Friday, February 25, 2011

The Now of Artmaking

Over the years I have experienced and witnessed the paralysis that can come with the making of art. It can manifest itself as the staring at a blank page, a blank canvas, a blank whatever. We think about the future of this object, and often we cannot envision what we want this thing to be. We try to have a well thought out, very cohesive idea from the beginning wanting it to spring completely formed from our heads. We sit and stare worrying that we will not be able to think of a suitable use, purpose, or goal. Ideas do flash through our brains, but we quickly dismiss them fearful that they will not live up to the word “Art” with a capital “A”. We get stuck in our heads obsessing over the past and trying to predict the future. We mull over what we have done in the past, what others have done, what art has been, and what art should be. We get caught up in our comparisons and insecurities of the past, and we freeze. We also get caught up in the script of what our art will never be and how it will never live up to the expectations of others and of ourselves. We focus so much on the finished product – what it should be, what it should look like, what it should say, and we freeze.

We need to stop thinking of art as a product – a painting, a journal page, a doll, or a (insert your own thing here). We need to start thinking of art as a process – a line of inquiry – a journey – a series of choices where we really have no idea where we are going or how to get there. We need to focus on what is right in front of us at this very moment. Chuck Close said, “Inspiration is for amateurs. The rest of us show up and work.” I think he meant that artists have to put in the work. They have to do something. Waiting around for inspiration to strike like lightning, means that there is a lot of sitting, staring, and waiting, and not much making. We must take that first tentative step. We get a glimmer of an idea, or a technique or image for some random reason speaks to us. We embrace that idea, the uncertainty of it. We say to ourselves, “Let’s see where this is going,” and we follow it. Sometimes it leads to something great, often it doesn’t. But we have learned a thing or two, and grown as artists. We then find that next idea, image, or glimmer of technique that will lead our inquiry.

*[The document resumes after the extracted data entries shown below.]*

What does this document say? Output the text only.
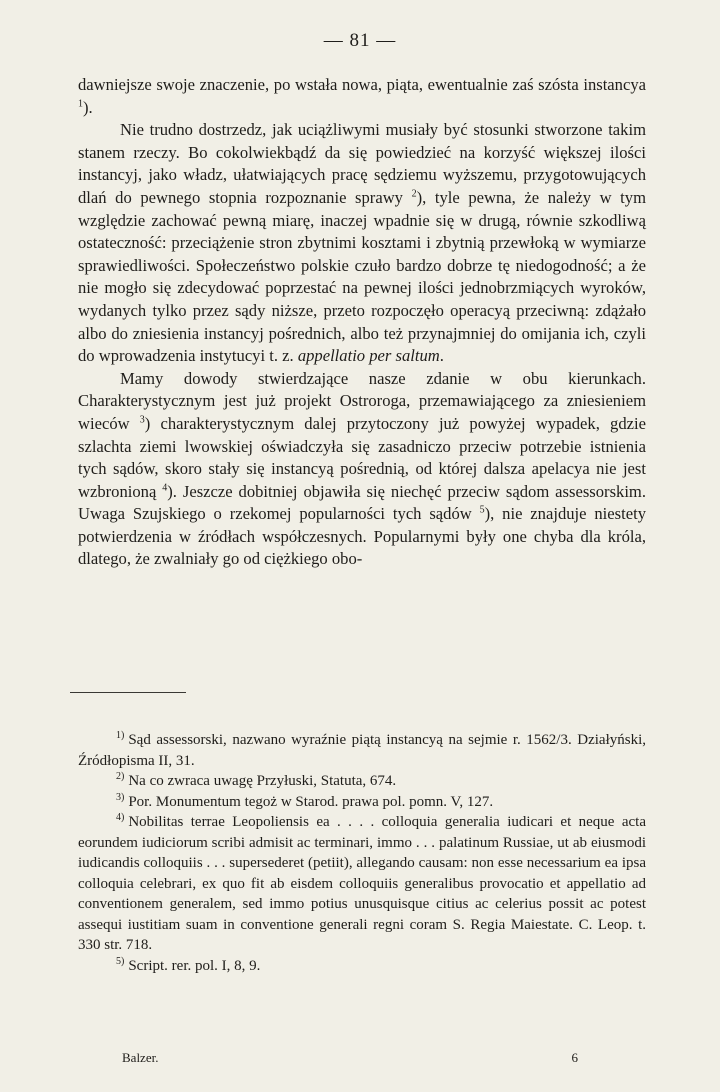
— 81 —

dawniejsze swoje znaczenie, po wstała nowa, piąta, ewentualnie zaś szósta instancya $^1$).

Nie trudno dostrzedz, jak uciążliwymi musiały być stosunki stworzone takim stanem rzeczy. Bo cokolwiekbądź da się powiedzieć na korzyść większej ilości instancyj, jako władz, ułatwiających pracę sędziemu wyższemu, przygotowujących dlań do pewnego stopnia rozpoznanie sprawy $^2$), tyle pewna, że należy w tym względzie zachować pewną miarę, inaczej wpadnie się w drugą, równie szkodliwą ostateczność: przeciążenie stron zbytnimi kosztami i zbytnią przewłoką w wymiarze sprawiedliwości. Społeczeństwo polskie czuło bardzo dobrze tę niedogodność; a że nie mogło się zdecydować poprzestać na pewnej ilości jednobrzmiących wyroków, wydanych tylko przez sądy niższe, przeto rozpoczęło operacyą przeciwną: zdążało albo do zniesienia instancyj pośrednich, albo też przynajmniej do omijania ich, czyli do wprowadzenia instytucyi t. z. appellatio per saltum.

Mamy dowody stwierdzające nasze zdanie w obu kierunkach. Charakterystycznym jest już projekt Ostroroga, przemawiającego za zniesieniem wieców $^3$) charakterystycznym dalej przytoczony już powyżej wypadek, gdzie szlachta ziemi lwowskiej oświadczyła się zasadniczo przeciw potrzebie istnienia tych sądów, skoro stały się instancyą pośrednią, od której dalsza apelacya nie jest wzbronioną $^4$). Jeszcze dobitniej objawiła się niechęć przeciw sądom assessorskim. Uwaga Szujskiego o rzekomej popularności tych sądów $^5$), nie znajduje niestety potwierdzenia w źródłach współczesnych. Popularnymi były one chyba dla króla, dlatego, że zwalniały go od ciężkiego obo-

$^{1)}$ Sąd assessorski, nazwano wyraźnie piątą instancyą na sejmie r. 1562/3. Działyński, Źródłopisma II, 31.

$^{2)}$ Na co zwraca uwagę Przyłuski, Statuta, 674.

$^{3)}$ Por. Monumentum tegoż w Starod. prawa pol. pomn. V, 127.

$^{4)}$ Nobilitas terrae Leopoliensis ea . . . . colloquia generalia iudicari et neque acta eorundem iudiciorum scribi admisit ac terminari, immo . . . palatinum Russiae, ut ab eiusmodi iudicandis colloquiis . . . supersederet (petiit), allegando causam: non esse necessarium ea ipsa colloquia celebrari, ex quo fit ab eisdem colloquiis generalibus provocatio et appellatio ad conventionem generalem, sed immo potius unusquisque citius ac celerius possit ac potest assequi iustitiam suam in conventione generali regni coram S. Regia Maiestate. C. Leop. t. 330 str. 718.

$^{5)}$ Script. rer. pol. I, 8, 9.

Balzer.	6
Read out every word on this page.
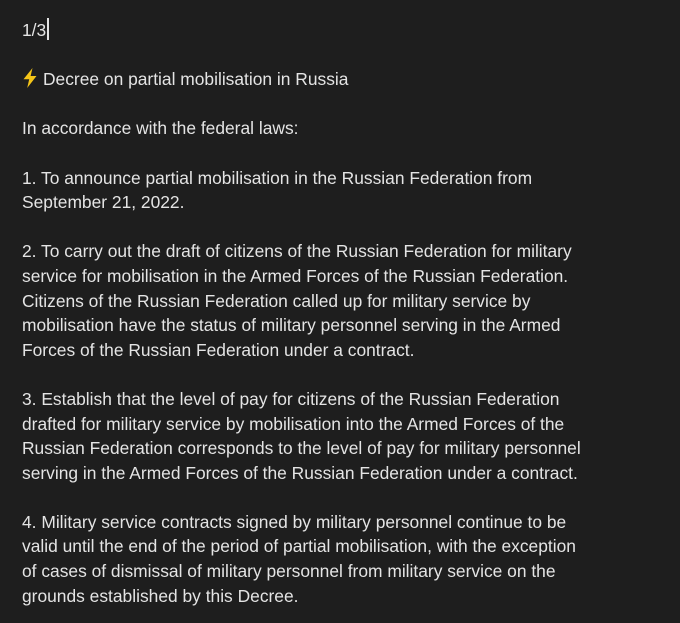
1/3
Decree on partial mobilisation in Russia
In accordance with the federal laws:
1. To announce partial mobilisation in the Russian Federation from
September 21, 2022.
2. To carry out the draft of citizens of the Russian Federation for military
service for mobilisation in the Armed Forces of the Russian Federation.
Citizens of the Russian Federation called up for military service by
mobilisation have the status of military personnel serving in the Armed
Forces of the Russian Federation under a contract.
3. Establish that the level of pay for citizens of the Russian Federation
drafted for military service by mobilisation into the Armed Forces of the
Russian Federation corresponds to the level of pay for military personnel
serving in the Armed Forces of the Russian Federation under a contract.
4. Military service contracts signed by military personnel continue to be
valid until the end of the period of partial mobilisation, with the exception
of cases of dismissal of military personnel from military service on the
grounds established by this Decree.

We must stop trying to envision the end result – the product – the project, and simply latch onto an idea and envision the step that we can take NOW. “What do I do with this idea now? Where do I go from here?” These are the only types of questions that we can ask ourselves. We take the step, then ask those questions again, and then take the next step. By focusing on the next step and allowing the accumulation of our steps to take us where the work needs to go, we are making art. By focusing on where we are NOW and not where we want to be, we can continue the journey. We can combat the paralysis, and we can get onto something. Sometimes that something is a pretty good idea. But all ideas come from working through other ideas. It's not magic, and it's not a bolt of lightning.


Wanda said...

I absolutely love these pages! I enjoy alot of your work but somethings just speak to me. This is one of them. Can't wait to see more.....and perhaps to have the opportunity to take another workshop.

tgarrett said...

Another fine post Eric- I have been reading a wonderful book that deals with some of what you talk about here.
The Gifts of Imperfection: Let Go of Who You Think You're Supposed to Be and Embrace Who You Are [Paperback]
Brene Brown. One quote form there I love is: Comparison is the thief of happiness.

steve said...

Good post Eric. Yeah, that Chuck Close quote is one of my all time favorites. I have to, hesitantly give Nike credit for "just do it" as well, at least when it comes to art-making. Sometimes, or often times lately I've been telling my students that - just do it!

lizzy B said...

Eric, you and going through your workshop @ NCAATS gave me permission to make art that was impulsive, spontaneous, and now. I used be the person you described, waiting for the "perfect idea" to make anything. But no longer! And its all better! My art and my writing is @ a place now where it feels right. It has feeling. Thanks for that!